Pete said:Why is a person who has never paid income taxes offering to increase mine?
Come back when the "cruel world" is something you have experienced and not read about.
So sorry Pete for having ideas...
Well let's look at my tax code simplification proposal and the response that it invoked from many of you. A similar response will occur for ANY form of tax code simplification. There will be someone who will criticize the proposals and make them impossible. In the 2004 South Carolina Senate race, Republican Jim DeMint championed a national sales tax. The DSCC and Inez Tennebaum harshly criticized it as a tax increase for most South Carolinians. The result: DeMint's winning percentage in South Carolina, a solidly red state, was much lower than expected. Furthermore, there is a large market out there that deals with the large, convoluted tax structure in America. Imagine America without HR Blocks, tax attorneys, accountants, IRS employees...those mediums employ ALOT of people and with tax code simplification, many would lose their jobs. These two dynamics combine to ensure that any real tax code simplification will not occur.

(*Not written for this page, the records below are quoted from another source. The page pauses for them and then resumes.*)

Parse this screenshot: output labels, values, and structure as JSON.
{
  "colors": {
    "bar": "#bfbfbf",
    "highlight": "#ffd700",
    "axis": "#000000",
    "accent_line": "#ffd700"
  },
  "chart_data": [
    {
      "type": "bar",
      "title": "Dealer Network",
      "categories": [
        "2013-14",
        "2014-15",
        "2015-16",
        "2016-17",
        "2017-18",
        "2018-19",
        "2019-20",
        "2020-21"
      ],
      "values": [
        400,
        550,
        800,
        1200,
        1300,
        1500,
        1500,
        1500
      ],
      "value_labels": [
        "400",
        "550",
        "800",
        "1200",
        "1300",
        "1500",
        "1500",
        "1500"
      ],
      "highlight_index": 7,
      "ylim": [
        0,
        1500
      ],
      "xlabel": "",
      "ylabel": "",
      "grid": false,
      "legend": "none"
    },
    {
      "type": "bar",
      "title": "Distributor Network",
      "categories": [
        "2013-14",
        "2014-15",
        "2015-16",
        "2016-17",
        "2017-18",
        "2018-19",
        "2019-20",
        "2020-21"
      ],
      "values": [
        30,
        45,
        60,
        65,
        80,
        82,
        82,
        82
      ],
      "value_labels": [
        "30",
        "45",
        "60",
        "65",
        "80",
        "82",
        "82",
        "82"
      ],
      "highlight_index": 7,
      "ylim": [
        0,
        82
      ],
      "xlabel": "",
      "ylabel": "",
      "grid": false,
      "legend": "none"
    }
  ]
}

Now I know that my 30% idea does not dramatically increase taxes, but the proof for that is found in the details and the problem is that it isn't my proposal...it is the proposal of a group of economically conservative professors. I would suggest that y'all look into it...it is a solid proposal that creates lower taxes for those who make under $100,000 and allows greater simplicity. I also like a VAT (over a sales tax, which in my opinion, affects the consumer too much while leaving the producer out of it). The thing that I absolutely would not like to see is a flat tax that causes the middle's taxes to increase and the upper's taxes to decrease (most of the flat tax proposals I have seen create such a dynamic).